Description: The identity functor for a subcategory is an "inclusion functor" from the subcategory into its supercategory. (Contributed by AV, 29-Mar-2020)

		Ref	Expression
	Hypotheses	idfusubc.s	⊢ 𝑆 = ( 𝐶 ↾_cat 𝐽 )
		idfusubc.i	⊢ 𝐼 = ( id_func ‘ 𝑆 )
		idfusubc.b	⊢ 𝐵 = ( Base ‘ 𝑆 )
	Assertion	idfusubc0	⊢ ( 𝐽 ∈ ( Subcat ‘ 𝐶 ) → 𝐼 = ⟨ ( I ↾ 𝐵 ) , ( 𝑥 ∈ 𝐵 , 𝑦 ∈ 𝐵 ↦ ( I ↾ ( 𝑥 ( Hom ‘ 𝑆 ) 𝑦 ) ) ) ⟩ )

Proof

Step	Hyp	Ref	Expression
1		idfusubc.s	⊢ 𝑆 = ( 𝐶 ↾_cat 𝐽 )
2		idfusubc.i	⊢ 𝐼 = ( id_func ‘ 𝑆 )
3		idfusubc.b	⊢ 𝐵 = ( Base ‘ 𝑆 )
4		id	⊢ ( 𝐽 ∈ ( Subcat ‘ 𝐶 ) → 𝐽 ∈ ( Subcat ‘ 𝐶 ) )
5	1 4	subccat	⊢ ( 𝐽 ∈ ( Subcat ‘ 𝐶 ) → 𝑆 ∈ Cat )

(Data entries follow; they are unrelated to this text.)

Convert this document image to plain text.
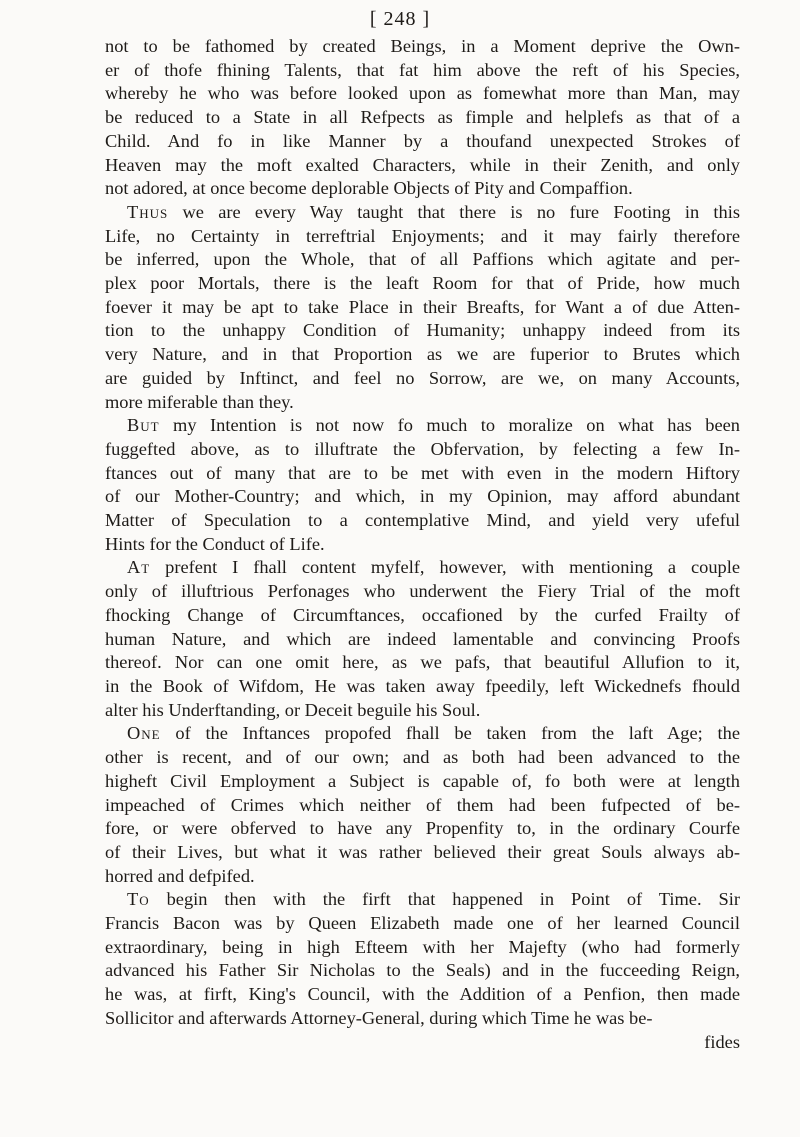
[ 248 ]
not to be fathomed by created Beings, in a Moment deprive the Own-
er of thofe fhining Talents, that fat him above the reft of his Species,
whereby he who was before looked upon as fomewhat more than Man, may
be reduced to a State in all Refpects as fimple and helplefs as that of a
Child. And fo in like Manner by a thoufand unexpected Strokes of
Heaven may the moft exalted Characters, while in their Zenith, and only
not adored, at once become deplorable Objects of Pity and Compaffion.
Thus we are every Way taught that there is no fure Footing in this
Life, no Certainty in terreftrial Enjoyments; and it may fairly therefore
be inferred, upon the Whole, that of all Paffions which agitate and per-
plex poor Mortals, there is the leaft Room for that of Pride, how much
foever it may be apt to take Place in their Breafts, for Want a of due Atten-
tion to the unhappy Condition of Humanity; unhappy indeed from its
very Nature, and in that Proportion as we are fuperior to Brutes which
are guided by Inftinct, and feel no Sorrow, are we, on many Accounts,
more miferable than they.
But my Intention is not now fo much to moralize on what has been
fuggefted above, as to illuftrate the Obfervation, by felecting a few In-
ftances out of many that are to be met with even in the modern Hiftory
of our Mother-Country; and which, in my Opinion, may afford abundant
Matter of Speculation to a contemplative Mind, and yield very ufeful
Hints for the Conduct of Life.
At prefent I fhall content myfelf, however, with mentioning a couple
only of illuftrious Perfonages who underwent the Fiery Trial of the moft
fhocking Change of Circumftances, occafioned by the curfed Frailty of
human Nature, and which are indeed lamentable and convincing Proofs
thereof. Nor can one omit here, as we pafs, that beautiful Allufion to it,
in the Book of Wifdom, He was taken away fpeedily, left Wickednefs fhould
alter his Underftanding, or Deceit beguile his Soul.
One of the Inftances propofed fhall be taken from the laft Age; the
other is recent, and of our own; and as both had been advanced to the
higheft Civil Employment a Subject is capable of, fo both were at length
impeached of Crimes which neither of them had been fufpected of be-
fore, or were obferved to have any Propenfity to, in the ordinary Courfe
of their Lives, but what it was rather believed their great Souls always ab-
horred and defpifed.
To begin then with the firft that happened in Point of Time. Sir
Francis Bacon was by Queen Elizabeth made one of her learned Council
extraordinary, being in high Efteem with her Majefty (who had formerly
advanced his Father Sir Nicholas to the Seals) and in the fucceeding Reign,
he was, at firft, King's Council, with the Addition of a Penfion, then made
Sollicitor and afterwards Attorney-General, during which Time he was be-
fides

6		eqid	⊢ ( Hom ‘ 𝑆 ) = ( Hom ‘ 𝑆 )
7	2 3 5 6	idfuval	⊢ ( 𝐽 ∈ ( Subcat ‘ 𝐶 ) → 𝐼 = ⟨ ( I ↾ 𝐵 ) , ( 𝑧 ∈ ( 𝐵 × 𝐵 ) ↦ ( I ↾ ( ( Hom ‘ 𝑆 ) ‘ 𝑧 ) ) ) ⟩ )

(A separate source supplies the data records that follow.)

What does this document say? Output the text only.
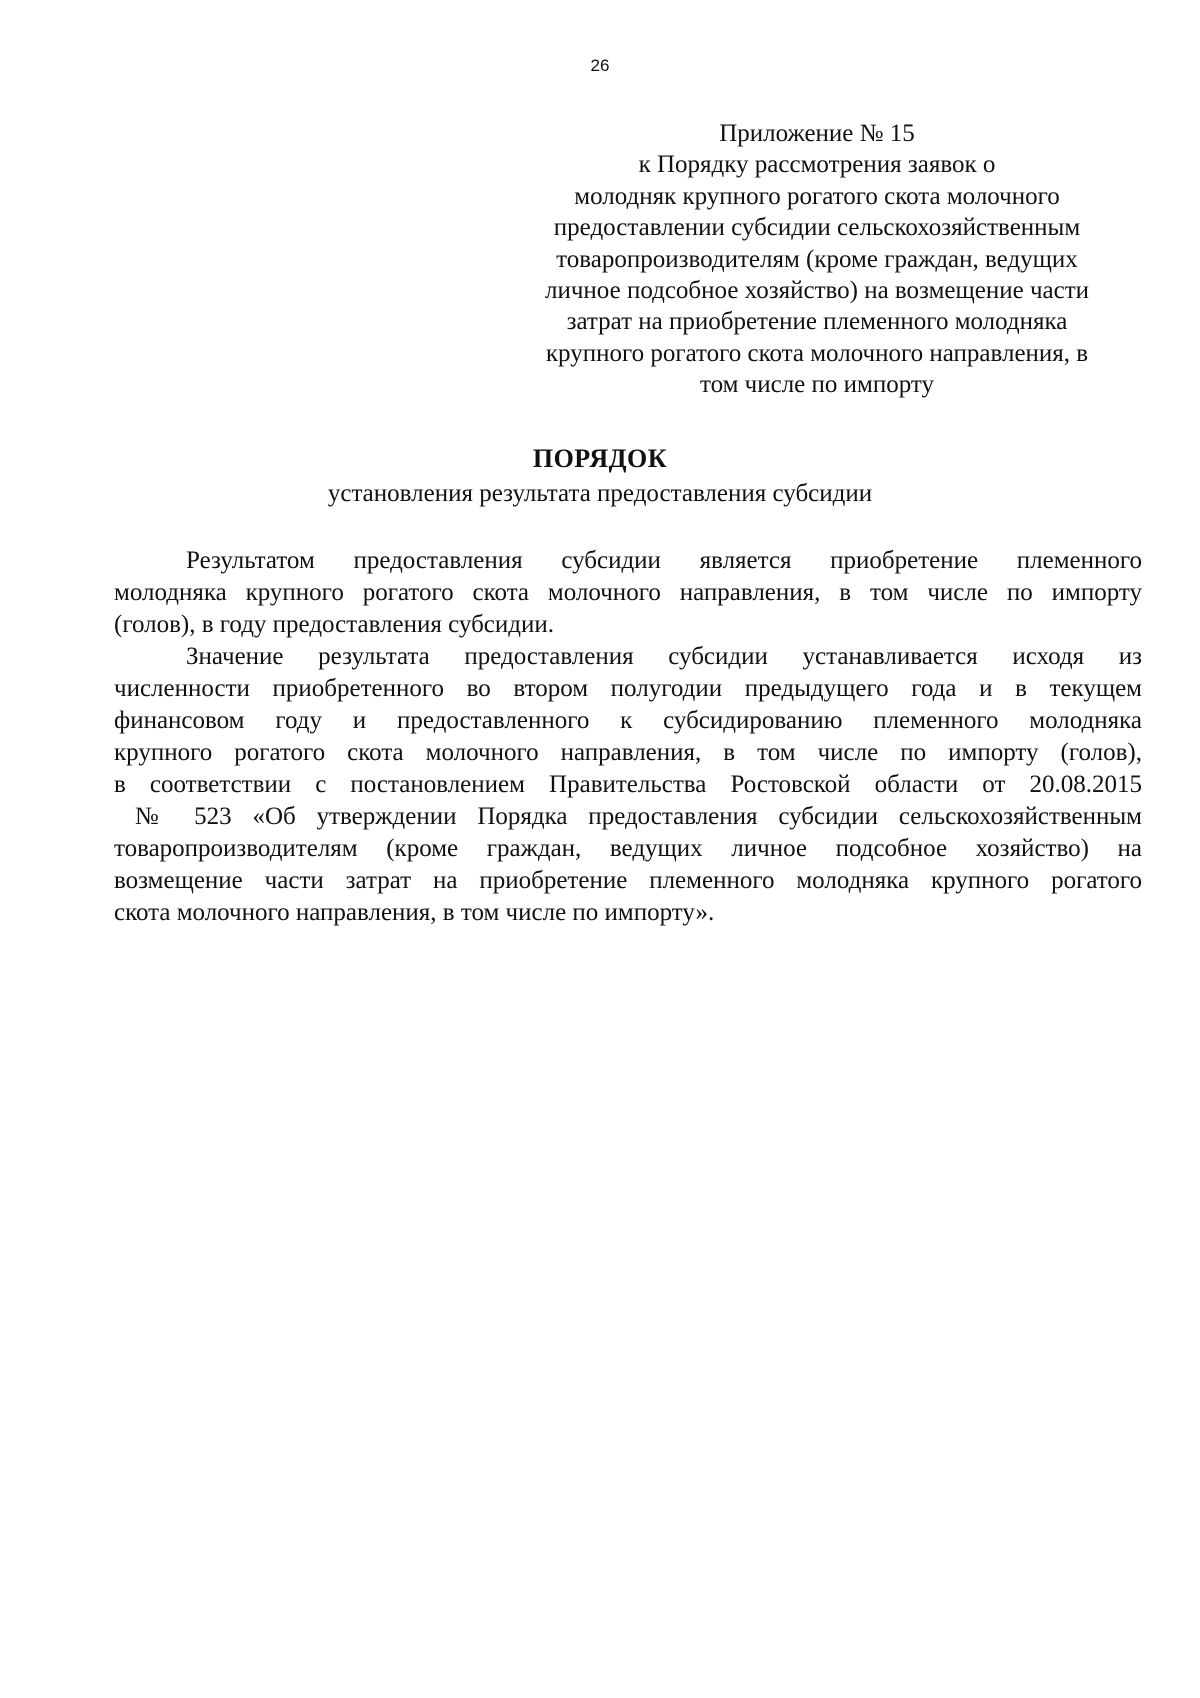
26
Приложение № 15
к Порядку рассмотрения заявок о
молодняк крупного рогатого скота молочного
предоставлении субсидии сельскохозяйственным
товаропроизводителям (кроме граждан, ведущих
личное подсобное хозяйство) на возмещение части
затрат на приобретение племенного молодняка
крупного рогатого скота молочного направления, в
том числе по импорту
ПОРЯДОК
установления результата предоставления субсидии
Результатом предоставления субсидии является приобретение племенного
молодняка крупного рогатого скота молочного направления, в том числе по импорту
(голов), в году предоставления субсидии.
Значение результата предоставления субсидии устанавливается исходя из
численности приобретенного во втором полугодии предыдущего года и в текущем
финансовом году и предоставленного к субсидированию племенного молодняка
крупного рогатого скота молочного направления, в том числе по импорту (голов),
в соответствии с постановлением Правительства Ростовской области от 20.08.2015
№ 523 «Об утверждении Порядка предоставления субсидии сельскохозяйственным
товаропроизводителям (кроме граждан, ведущих личное подсобное хозяйство) на
возмещение части затрат на приобретение племенного молодняка крупного рогатого
скота молочного направления, в том числе по импорту».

8		fveq2	⊢ ( 𝑧 = ⟨ 𝑥 , 𝑦 ⟩ → ( ( Hom ‘ 𝑆 ) ‘ 𝑧 ) = ( ( Hom ‘ 𝑆 ) ‘ ⟨ 𝑥 , 𝑦 ⟩ ) )
9		df-ov	⊢ ( 𝑥 ( Hom ‘ 𝑆 ) 𝑦 ) = ( ( Hom ‘ 𝑆 ) ‘ ⟨ 𝑥 , 𝑦 ⟩ )

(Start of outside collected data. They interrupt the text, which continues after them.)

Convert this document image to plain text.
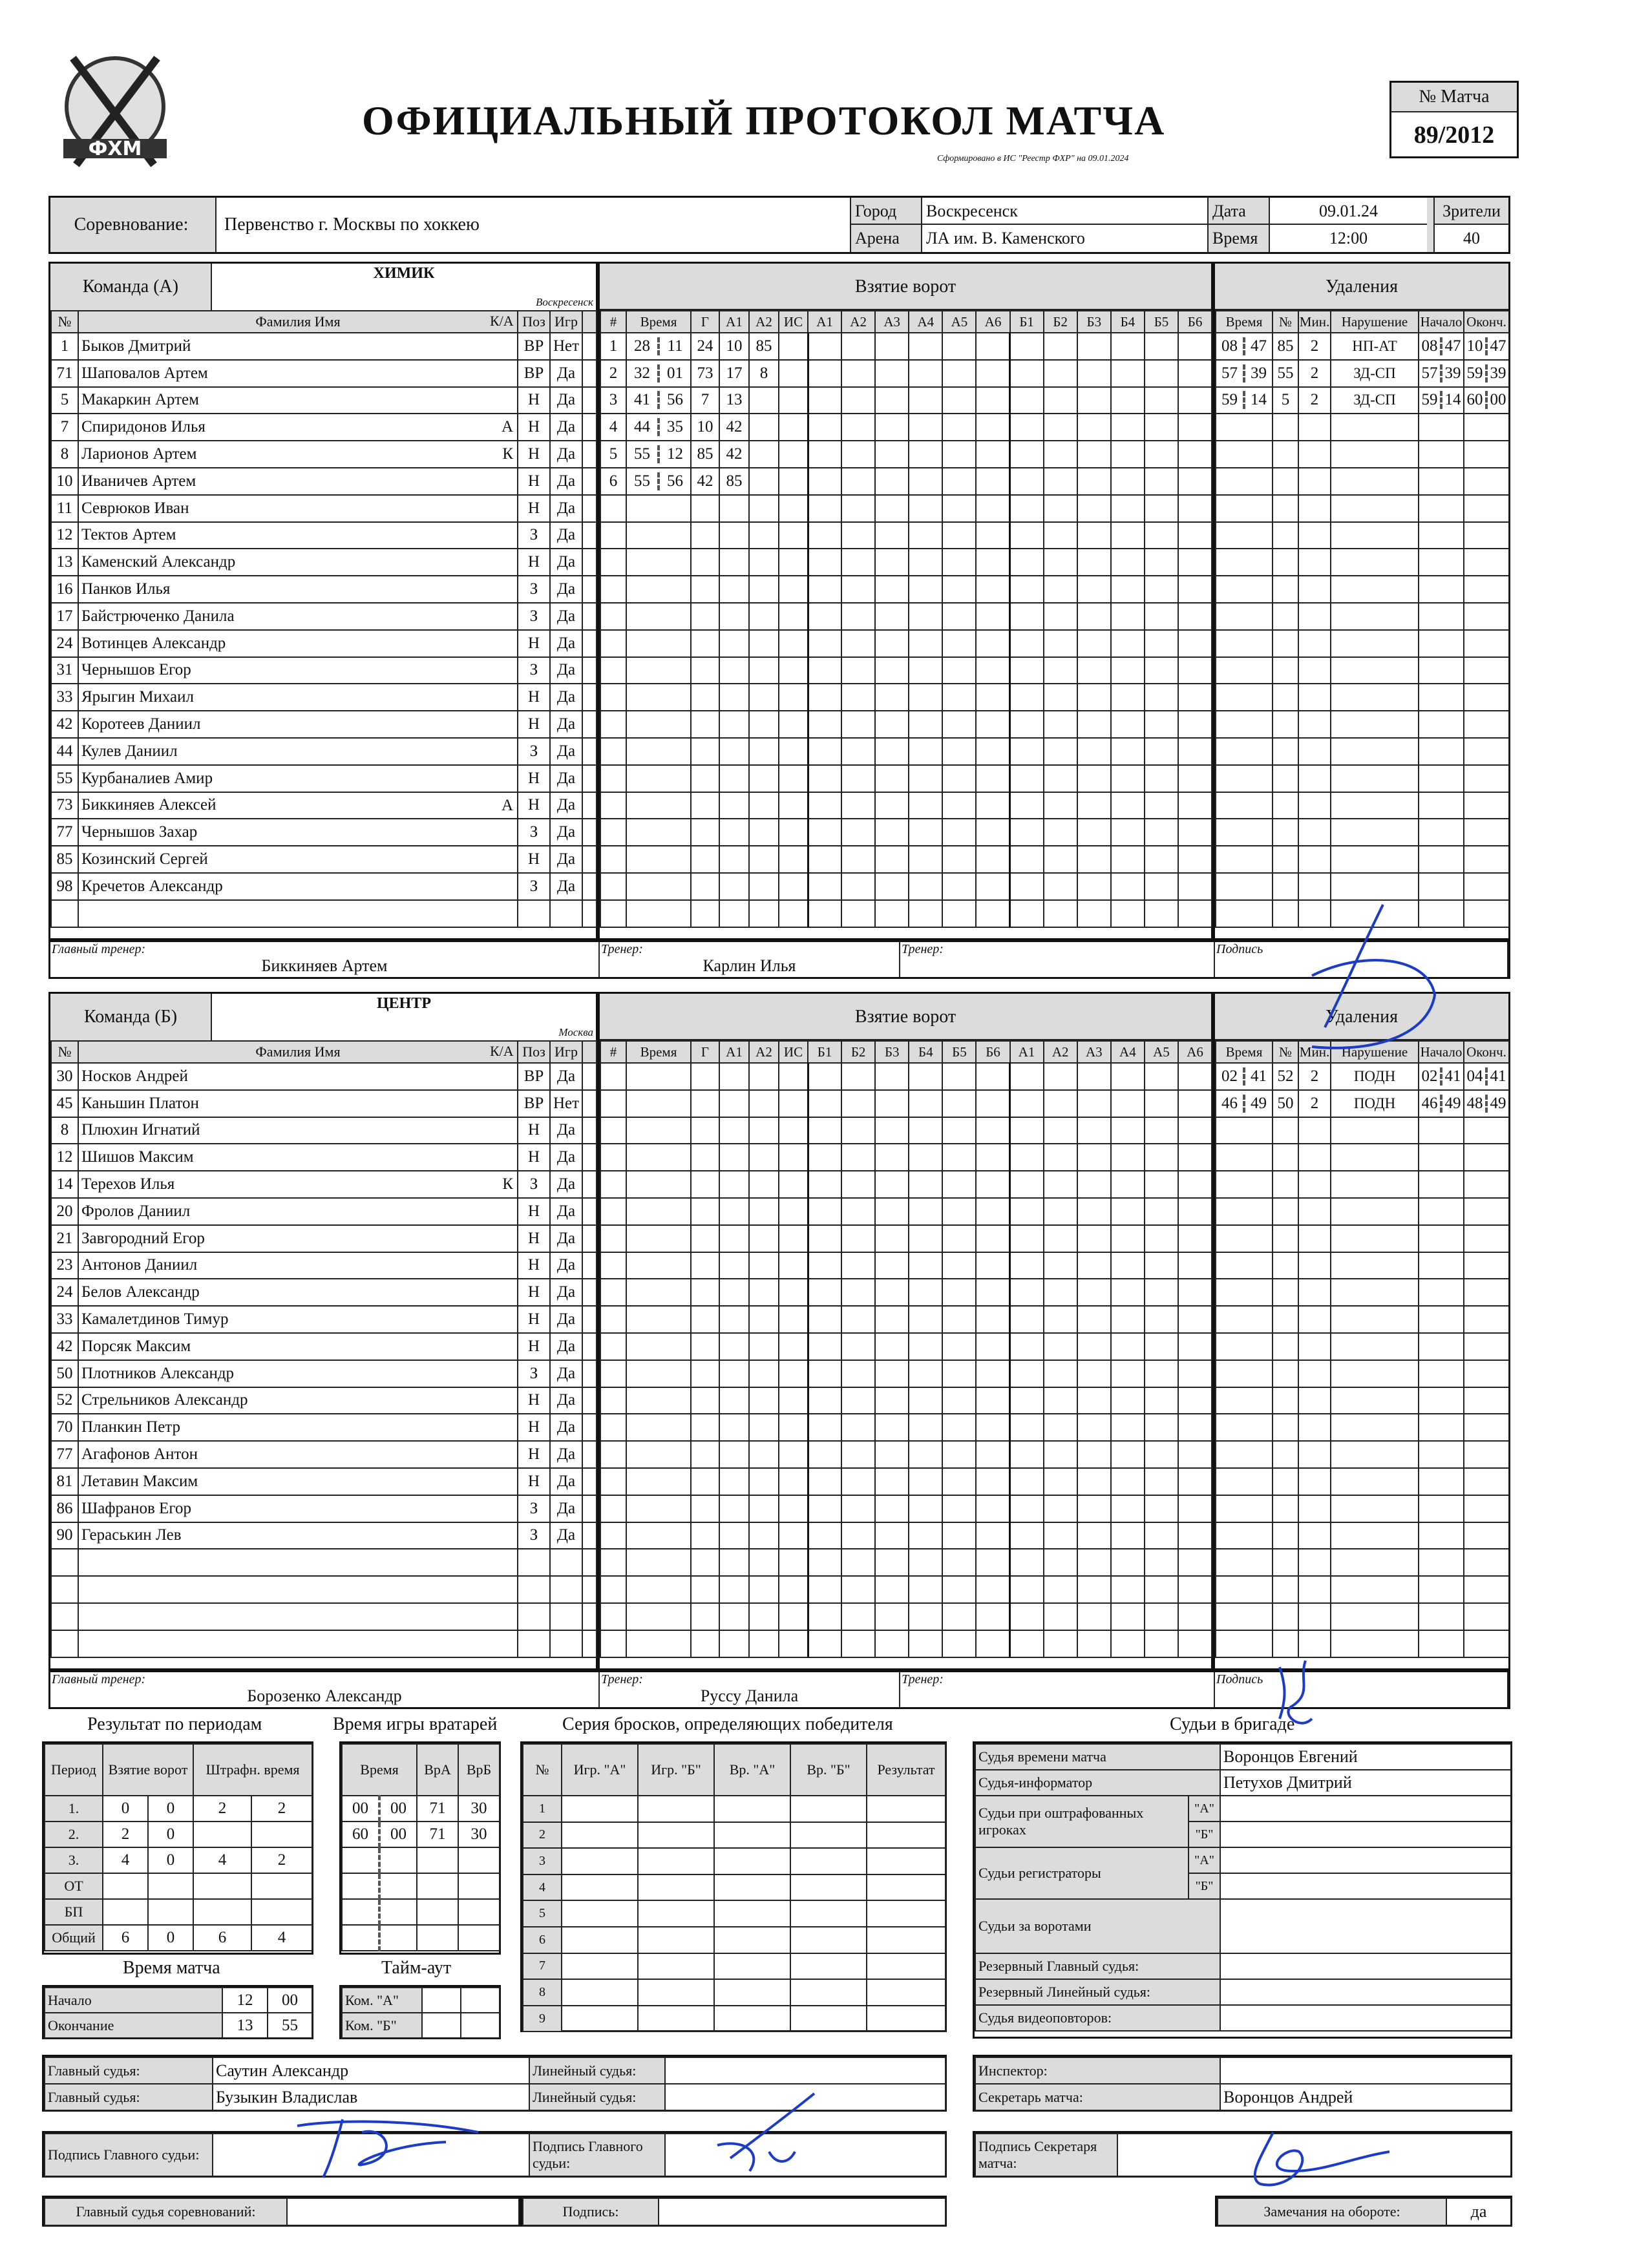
ФХМ
ОФИЦИАЛЬНЫЙ ПРОТОКОЛ МАТЧА
Сформировано в ИС "Реестр ФХР" на 09.01.2024
№ Матча
89/2012
Соревнование:	Первенство г. Москвы по хоккею
Город
Арена
Воскресенск
ЛА им. В. Каменского
Дата
Время
09.01.24
12:00
Зрители
40
Команда (А)
ХИМИК
Воскресенск
№	Фамилия Имя	Поз	Игр	
1	Быков Дмитрий	ВР	Нет	
71	Шаповалов Артем	ВР	Да	
5	Макаркин Артем	Н	Да	
7	Спиридонов Илья А	Н	Да	
8	Ларионов Артем К	Н	Да	
10	Иваничев Артем	Н	Да	
11	Севрюков Иван	Н	Да	
12	Тектов Артем	З	Да	
13	Каменский Александр	Н	Да	
16	Панков Илья	З	Да	
17	Байстрюченко Данила	З	Да	
24	Вотинцев Александр	Н	Да	
31	Чернышов Егор	З	Да	
33	Ярыгин Михаил	Н	Да	
42	Коротеев Даниил	Н	Да	
44	Кулев Даниил	З	Да	
55	Курбаналиев Амир	Н	Да	
73	Биккиняев Алексей А	Н	Да	
77	Чернышов Захар	З	Да	
85	Козинский Сергей	Н	Да	
98	Кречетов Александр	З	Да	

К/А
Взятие ворот
#	Время	Г	А1	А2	ИС	А1	А2	А3	А4	А5	А6	Б1	Б2	Б3	Б4	Б5	Б6
1	28 11	24	10	85													
2	32 01	73	17	8													
3	41 56	7	13														
4	44 35	10	42														
5	55 12	85	42														
6	55 56	42	85														

Удаления
Время	№	Мин.	Нарушение	Начало	Оконч.

08 47	85	2	НП-АТ	08 47	10 47

57 39	55	2	ЗД-СП	57 39	59 39

59 14	5	2	ЗД-СП	59 14	60 00

Главный тренер:
Биккиняев Артем
Тренер:
Карлин Илья
Тренер:	Подпись
Команда (Б)
ЦЕНТР
Москва
№	Фамилия Имя	Поз	Игр	
30	Носков Андрей	ВР	Да	
45	Каньшин Платон	ВР	Нет	
8	Плюхин Игнатий	Н	Да	
12	Шишов Максим	Н	Да	
14	Терехов Илья К	З	Да	
20	Фролов Даниил	Н	Да	
21	Завгородний Егор	Н	Да	
23	Антонов Даниил	Н	Да	
24	Белов Александр	Н	Да	
33	Камалетдинов Тимур	Н	Да	
42	Порсяк Максим	Н	Да	
50	Плотников Александр	З	Да	
52	Стрельников Александр	Н	Да	
70	Планкин Петр	Н	Да	
77	Агафонов Антон	Н	Да	
81	Летавин Максим	Н	Да	
86	Шафранов Егор	З	Да	
90	Гераськин Лев	З	Да	

К/А
Взятие ворот
#	Время	Г	А1	А2	ИС	Б1	Б2	Б3	Б4	Б5	Б6	А1	А2	А3	А4	А5	А6

Удаления
Время	№	Мин.	Нарушение	Начало	Оконч.

02 41	52	2	ПОДН	02 41	04 41

46 49	50	2	ПОДН	46 49	48 49

Главный тренер:
Борозенко Александр
Тренер:
Руссу Данила
Тренер:	Подпись
Результат по периодам	Время игры вратарей	Серия бросков, определяющих победителя	Судьи в бригаде
Период	Взятие ворот		Штрафн. время	
1.	0	0	2	2
2.	2	0		
3.	4	0	4	2
ОТ				
БП				
Общий	6	0	6	4
Время		ВрА	ВрБ
00	00	71	30
60	00	71	30

№	Игр. "А"	Игр. "Б"	Вр. "А"	Вр. "Б"	Результат
1					
2					
3					
4					
5					
6					
7					
8					
9					
Время матча
Начало	12	00
Окончание	13	55
Тайм-аут
Ком. "А"		
Ком. "Б"		
Судья времени матча		Воронцов Евгений
Судья-информатор		Петухов Дмитрий
Судьи при оштрафованных игроках	"А"	
	"Б"	
Судьи регистраторы	"А"	
	"Б"	
Судьи за воротами		
Резервный Главный судья:		
Резервный Линейный судья:		
Судья видеоповторов:		
Главный судья:	Саутин Александр	Линейный судья:	
Главный судья:	Бузыкин Владислав	Линейный судья:	
Инспектор:	
Секретарь матча:	Воронцов Андрей
Подпись Главного судьи:		Подпись Главного судьи:	
Подпись Секретаря матча:	
Главный судья соревнований:		Подпись:		Замечания на обороте:	да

10	8 9	eqtr4di	⊢ ( 𝑧 = ⟨ 𝑥 , 𝑦 ⟩ → ( ( Hom ‘ 𝑆 ) ‘ 𝑧 ) = ( 𝑥 ( Hom ‘ 𝑆 ) 𝑦 ) )
11	10	reseq2d	⊢ ( 𝑧 = ⟨ 𝑥 , 𝑦 ⟩ → ( I ↾ ( ( Hom ‘ 𝑆 ) ‘ 𝑧 ) ) = ( I ↾ ( 𝑥 ( Hom ‘ 𝑆 ) 𝑦 ) ) )
12	11	mpompt	⊢ ( 𝑧 ∈ ( 𝐵 × 𝐵 ) ↦ ( I ↾ ( ( Hom ‘ 𝑆 ) ‘ 𝑧 ) ) ) = ( 𝑥 ∈ 𝐵 , 𝑦 ∈ 𝐵 ↦ ( I ↾ ( 𝑥 ( Hom ‘ 𝑆 ) 𝑦 ) ) )
13	12	a1i	⊢ ( 𝐽 ∈ ( Subcat ‘ 𝐶 ) → ( 𝑧 ∈ ( 𝐵 × 𝐵 ) ↦ ( I ↾ ( ( Hom ‘ 𝑆 ) ‘ 𝑧 ) ) ) = ( 𝑥 ∈ 𝐵 , 𝑦 ∈ 𝐵 ↦ ( I ↾ ( 𝑥 ( Hom ‘ 𝑆 ) 𝑦 ) ) ) )
14	13	opeq2d	⊢ ( 𝐽 ∈ ( Subcat ‘ 𝐶 ) → ⟨ ( I ↾ 𝐵 ) , ( 𝑧 ∈ ( 𝐵 × 𝐵 ) ↦ ( I ↾ ( ( Hom ‘ 𝑆 ) ‘ 𝑧 ) ) ) ⟩ = ⟨ ( I ↾ 𝐵 ) , ( 𝑥 ∈ 𝐵 , 𝑦 ∈ 𝐵 ↦ ( I ↾ ( 𝑥 ( Hom ‘ 𝑆 ) 𝑦 ) ) ) ⟩ )
15	7 14	eqtrd	⊢ ( 𝐽 ∈ ( Subcat ‘ 𝐶 ) → 𝐼 = ⟨ ( I ↾ 𝐵 ) , ( 𝑥 ∈ 𝐵 , 𝑦 ∈ 𝐵 ↦ ( I ↾ ( 𝑥 ( Hom ‘ 𝑆 ) 𝑦 ) ) ) ⟩ )